Sono da sempre stato un “berlusconiano” convinto, questa volta non la penso come Berlusconi.

Perche’ votare “SI”?  

Perche’ D’Alema , Berlusconi, Monti, Fini, Dini, Pomicino votano NO.

La riforma mette il Paese al passo con i tempi, dopo 30 anni di tentativi.
Superamento del bicameralismo perfetto, rapporto di fiducia monocamerale, Senato di rappresentanza territoriale e di controllo istituzionale, revisione del titolo V, eliminazione dei costi della politica e degli sprechi (con il taglio degli enti inutili), ampliamento della partecipazione dei cittadini alla vita politica, rappresentanza di genere in Costituzione, snellimento della macchina burocratica, eliminazione dei contenziosi.

Lo Stato centrale è più forte, il Governo più stabile
Il Governo e’ più stabile poiche’ legato da un rapporto fiduciario con una sola camera, che gli garantisce tempi certi nell’analisi e nell’approvazione dei provvedimenti, senza rinunciare al controllo e ai contrappesi istituzionali.

Macchina dello Stato più semplice, fine dei conflitti di competenza con le Regioni
Con la revisione del Titolo V si eliminano i conflitti di competenza fra lo Stato e le Regioni, si stabiliscono con chiarezza le materie di intervento e si stabilisce il principio dell'interesse nazionale.

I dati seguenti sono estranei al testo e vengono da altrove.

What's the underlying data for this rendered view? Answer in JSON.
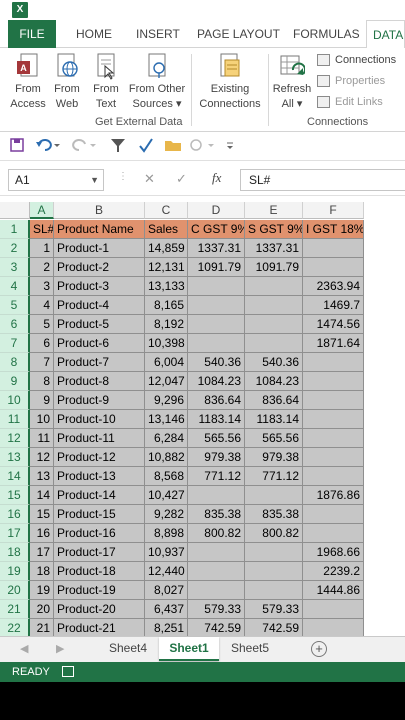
{
  "app": {
    "logo": "X"
  },
  "ribbon_tabs": [
    {
      "label": "FILE"
    },
    {
      "label": "HOME"
    },
    {
      "label": "INSERT"
    },
    {
      "label": "PAGE LAYOUT"
    },
    {
      "label": "FORMULAS"
    },
    {
      "label": "DATA"
    }
  ],
  "get_external": {
    "buttons": [
      {
        "line1": "From",
        "line2": "Access",
        "icon": "access-icon"
      },
      {
        "line1": "From",
        "line2": "Web",
        "icon": "web-icon"
      },
      {
        "line1": "From",
        "line2": "Text",
        "icon": "text-file-icon"
      },
      {
        "line1": "From Other",
        "line2": "Sources ▾",
        "icon": "other-sources-icon"
      },
      {
        "line1": "Existing",
        "line2": "Connections",
        "icon": "existing-connections-icon"
      }
    ],
    "group_label": "Get External Data"
  },
  "connections": {
    "refresh": {
      "line1": "Refresh",
      "line2": "All ▾",
      "icon": "refresh-icon"
    },
    "items": [
      {
        "label": "Connections",
        "disabled": false
      },
      {
        "label": "Properties",
        "disabled": true
      },
      {
        "label": "Edit Links",
        "disabled": true
      }
    ],
    "group_label": "Connections"
  },
  "formula_bar": {
    "name_box": "A1",
    "cancel": "✕",
    "enter": "✓",
    "fx": "fx",
    "content": "SL#"
  },
  "columns": [
    "A",
    "B",
    "C",
    "D",
    "E",
    "F"
  ],
  "header_row": [
    "SL#",
    "Product Name",
    "Sales",
    "C GST 9%",
    "S GST 9%",
    "I GST 18%"
  ],
  "rows": [
    {
      "n": "2",
      "a": "1",
      "b": "Product-1",
      "c": "14,859",
      "d": "1337.31",
      "e": "1337.31",
      "f": ""
    },
    {
      "n": "3",
      "a": "2",
      "b": "Product-2",
      "c": "12,131",
      "d": "1091.79",
      "e": "1091.79",
      "f": ""
    },
    {
      "n": "4",
      "a": "3",
      "b": "Product-3",
      "c": "13,133",
      "d": "",
      "e": "",
      "f": "2363.94"
    },
    {
      "n": "5",
      "a": "4",
      "b": "Product-4",
      "c": "8,165",
      "d": "",
      "e": "",
      "f": "1469.7"
    },
    {
      "n": "6",
      "a": "5",
      "b": "Product-5",
      "c": "8,192",
      "d": "",
      "e": "",
      "f": "1474.56"
    },
    {
      "n": "7",
      "a": "6",
      "b": "Product-6",
      "c": "10,398",
      "d": "",
      "e": "",
      "f": "1871.64"
    },
    {
      "n": "8",
      "a": "7",
      "b": "Product-7",
      "c": "6,004",
      "d": "540.36",
      "e": "540.36",
      "f": ""
    },
    {
      "n": "9",
      "a": "8",
      "b": "Product-8",
      "c": "12,047",
      "d": "1084.23",
      "e": "1084.23",
      "f": ""
    },
    {
      "n": "10",
      "a": "9",
      "b": "Product-9",
      "c": "9,296",
      "d": "836.64",
      "e": "836.64",
      "f": ""
    },
    {
      "n": "11",
      "a": "10",
      "b": "Product-10",
      "c": "13,146",
      "d": "1183.14",
      "e": "1183.14",
      "f": ""
    },
    {
      "n": "12",
      "a": "11",
      "b": "Product-11",
      "c": "6,284",
      "d": "565.56",
      "e": "565.56",
      "f": ""
    },
    {
      "n": "13",
      "a": "12",
      "b": "Product-12",
      "c": "10,882",
      "d": "979.38",
      "e": "979.38",
      "f": ""
    },
    {
      "n": "14",
      "a": "13",
      "b": "Product-13",
      "c": "8,568",
      "d": "771.12",
      "e": "771.12",
      "f": ""
    },
    {
      "n": "15",
      "a": "14",
      "b": "Product-14",
      "c": "10,427",
      "d": "",
      "e": "",
      "f": "1876.86"
    },
    {
      "n": "16",
      "a": "15",
      "b": "Product-15",
      "c": "9,282",
      "d": "835.38",
      "e": "835.38",
      "f": ""
    },
    {
      "n": "17",
      "a": "16",
      "b": "Product-16",
      "c": "8,898",
      "d": "800.82",
      "e": "800.82",
      "f": ""
    },
    {
      "n": "18",
      "a": "17",
      "b": "Product-17",
      "c": "10,937",
      "d": "",
      "e": "",
      "f": "1968.66"
    },
    {
      "n": "19",
      "a": "18",
      "b": "Product-18",
      "c": "12,440",
      "d": "",
      "e": "",
      "f": "2239.2"
    },
    {
      "n": "20",
      "a": "19",
      "b": "Product-19",
      "c": "8,027",
      "d": "",
      "e": "",
      "f": "1444.86"
    },
    {
      "n": "21",
      "a": "20",
      "b": "Product-20",
      "c": "6,437",
      "d": "579.33",
      "e": "579.33",
      "f": ""
    },
    {
      "n": "22",
      "a": "21",
      "b": "Product-21",
      "c": "8,251",
      "d": "742.59",
      "e": "742.59",
      "f": ""
    }
  ],
  "sheet_tabs": [
    {
      "label": "Sheet4",
      "active": false
    },
    {
      "label": "Sheet1",
      "active": true
    },
    {
      "label": "Sheet5",
      "active": false
    }
  ],
  "add_sheet": "+",
  "status": {
    "text": "READY"
  },
  "colors": {
    "accent": "#217346",
    "header_fill": "#e0926e",
    "cell_fill": "#c6c6c6"
  }
}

Si tratta di un passaggio essenziale, perché "si eviterà finalmente la confusione e la conflittualità tra Stato e Regioni che ha ingolfato negli scorsi 15 anni il lavoro della Corte Costituzionale". E, infine, materie come le grandi reti di trasporto e di navigazione, la produzione, il trasporto e la distribuzione nazionale dell’energia o la formazione professionale saranno di esclusiva competenza dello Stato.

La vittoria del “SI” al referendum e’ il “punto di partenza” di una battaglia ancor più ambiziosa: quella per chiedere “riforme strutturali” in Europa. Per essere piu’ forti nell’Unione Europea, l'Italia deve presentarsi più “semplice” e sara’ piu’ credibile, con la riforma costituzionale.

Dunque, votate “SI”.

Con il “SI” scaccerebbe il passato che tornerebbe con il “No”.  D'Alema, Berlusconi, Monti, Fini, Dini, Pomicino non sono stati in grado di cambiare le cose.

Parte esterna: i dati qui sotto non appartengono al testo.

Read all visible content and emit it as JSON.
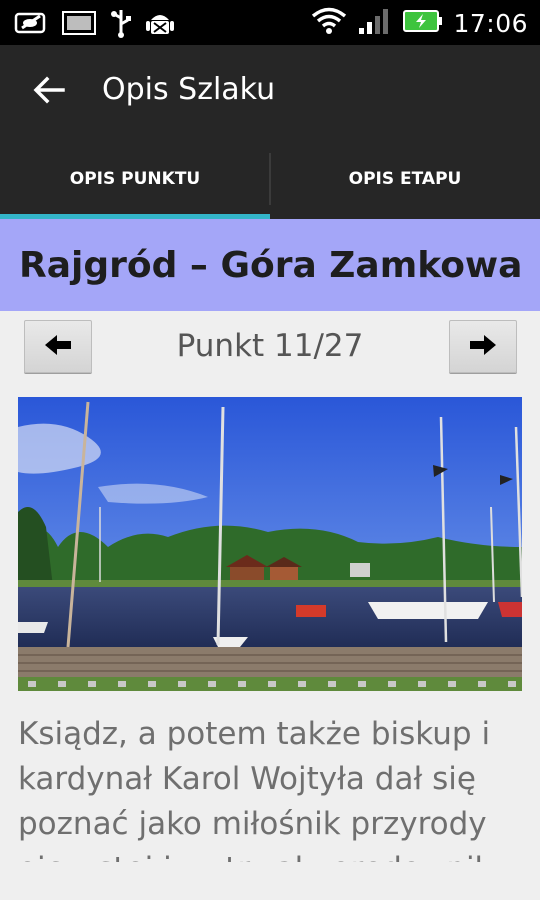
{
  "status_bar": {
    "time": "17:06",
    "icons_left": [
      "eye-slash-icon",
      "image-icon",
      "usb-icon",
      "android-debug-icon"
    ],
    "icons_right": [
      "wifi-icon",
      "signal-icon",
      "battery-charging-icon"
    ]
  },
  "action_bar": {
    "title": "Opis Szlaku",
    "back_icon": "arrow-left-icon"
  },
  "tabs": [
    {
      "label": "OPIS PUNKTU",
      "active": true
    },
    {
      "label": "OPIS ETAPU",
      "active": false
    }
  ],
  "colors": {
    "accent": "#33b5c9",
    "title_band": "#a4a6f8",
    "action_bar": "#262626"
  },
  "page": {
    "title": "Rajgród – Góra Zamkowa",
    "point_label": "Punkt 11/27",
    "prev_icon": "arrow-left-icon",
    "next_icon": "arrow-right-icon",
    "description": "Ksiądz, a potem także biskup i kardynał Karol Wojtyła dał się poznać jako miłośnik przyrody ojczystej i wytrwały orędownik"
  }
}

Se non si cambia ora non si cambia più.

Non fatevi fregare!!

Chi vota NO raccontano soltanto un sacco di balle.

A dispetto di chi, come Luigi Di Maio (5 Stelle), in nome del ”No” stringerebbe alleanza persino con Donald Trump e lancia l'accusa “inaccettabile” di dittatura.

Se cambia l'Italia siamo più forti tutti.

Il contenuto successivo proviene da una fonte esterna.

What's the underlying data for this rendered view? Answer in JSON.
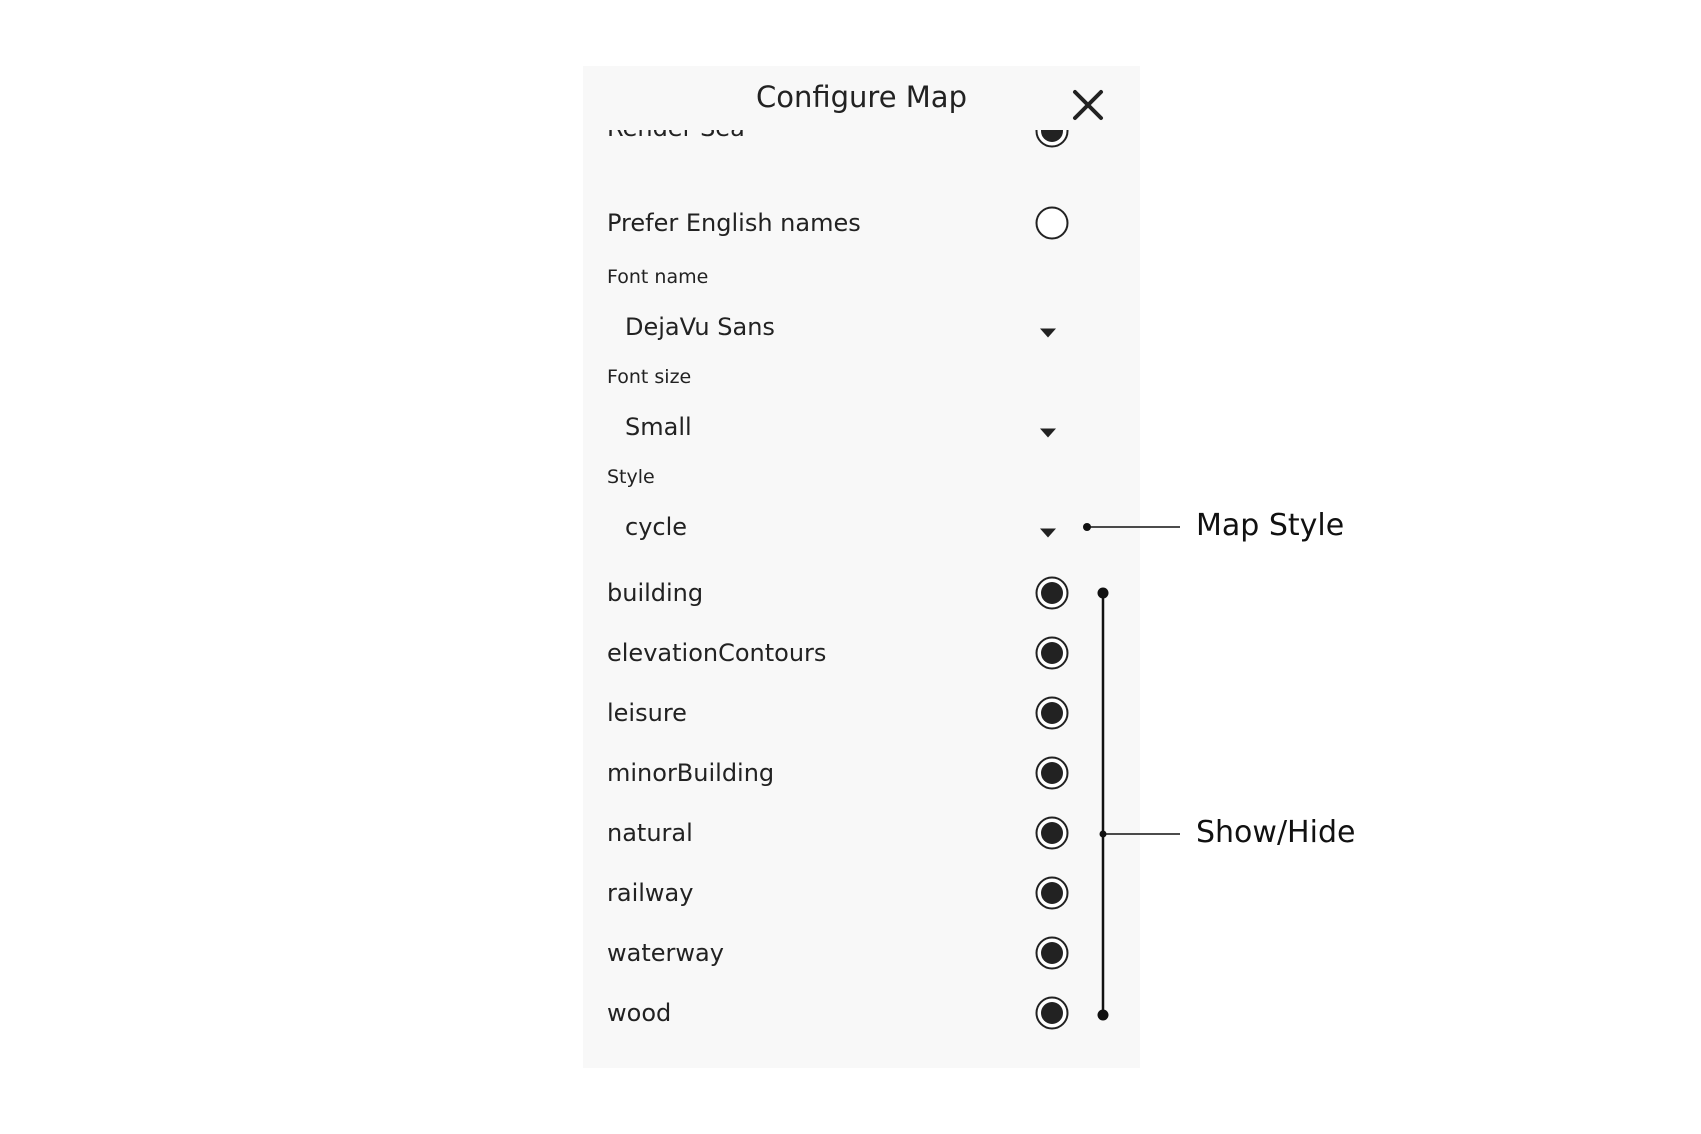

E’ vergognoso votare   NO per il gusto dell'odio personale contro Renzi. C'è una variegata alleanza di quelli che dicono “No”: prima dicevano “SI”, ma hanno cambiato idea perché il loro obiettivo e’ di non cambiare nulla per mantenere i loro privilegi.

Hanno bloccato il passato non permettiamogli di bloccare il futuro.

 Chi vota NO dicono di farlo per:
Salvaguardare la democrazia oggi, è garantire la propria libera voce domani!

Una riforma che non riduce i costi, non migliora la qualità dell'iter legislativo, ma scippa la sovranità dalle mani del popolo!

Lo scempio della Costituzione attuato attraverso una riforma che sottrae poteri ai cittadini e mortifica il Parlamento!

La legge oltraggio che, calpestando la volontà del corpo elettorale, instaura un regime politico fondato sul governo del partito unico!

Scarsi pretesti, ma soprattutto... balle!!!